6 October - 15 November 2016

BAZIS contemporary art space
H. Barbusse 59-61, 1st floor, Cluj




(1975, Barcelona), www.samuelsalcedo.com
Studies of Fine Arts at the University of Barcelona and at Manchester Metropolitan University, Department of Fine Arts.

Salcedo avoids a solemn tone and represents as a dramatic comedy the matters that to other people would be tragic or even boring. And he does so with the joy of someone who is free of certain vanities that are the foundation of our pretentious society, with the clarity of someone who is free from self -deception and accepts the ridiculous part and the limitations of being human. In his work is that it conveys an extraordinary sense of freedom, partly because he dares to contemplate the human species with critical and self-critical distance, with an ironic vision on the most grotesque, ridiculous or naïve aspects of it, but always avoiding judgment from an alleged superiority.
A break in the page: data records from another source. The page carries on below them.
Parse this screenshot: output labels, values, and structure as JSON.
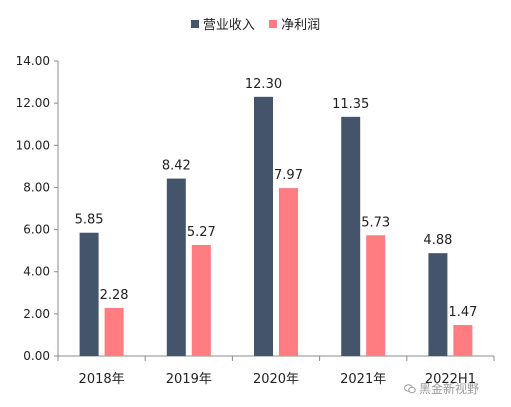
{
  "chart_data": {
    "type": "bar",
    "categories": [
      "2018年",
      "2019年",
      "2020年",
      "2021年",
      "2022H1"
    ],
    "series": [
      {
        "name": "营业收入",
        "values": [
          5.85,
          8.42,
          12.3,
          11.35,
          4.88
        ],
        "labels": [
          "5.85",
          "8.42",
          "12.30",
          "11.35",
          "4.88"
        ],
        "color": "#44546A"
      },
      {
        "name": "净利润",
        "values": [
          2.28,
          5.27,
          7.97,
          5.73,
          1.47
        ],
        "labels": [
          "2.28",
          "5.27",
          "7.97",
          "5.73",
          "1.47"
        ],
        "color": "#FF7C80"
      }
    ],
    "ylim": [
      0,
      14
    ],
    "yticks": [
      "0.00",
      "2.00",
      "4.00",
      "6.00",
      "8.00",
      "10.00",
      "12.00",
      "14.00"
    ],
    "grid": false,
    "legend": "top-center"
  },
  "watermark": {
    "text": "黑金新视野",
    "icon": "wechat-icon"
  }
}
Salcedo not only makes use of this freedom of figurative representation. When portraying today’s human being, he also shows a complete liberation from any kind of hypocritical moralism, whether traditional, old, or those that are spread by a certain progressive way of thinking hindered by clichés.
For its technical virtuosity and sometimes transgressive contents, Salcedo's work could connect with Maurizio Cattelan or with hyperrealist artist Ron Mueck, but Salcedo does not focus on anecdote and impact. The meaning of his work is more ambiguous and is closer to Nietzsche: the recognition of reality, as a whole, including the worst and the ridiculous, the recognition of the all too human and the insufficiently superhuman in this pretentious little animal called man (or woman). Salcedo manages to represent the human being as an animal (he undresses him) and at the same time as a creature who needs distractions and gifts, as a deficient being who needs to buy additional objects: profane masks, fiction objects and psychological prostheses suitable for a post-natural being, substitutes maybe for what has been called the paradise lost.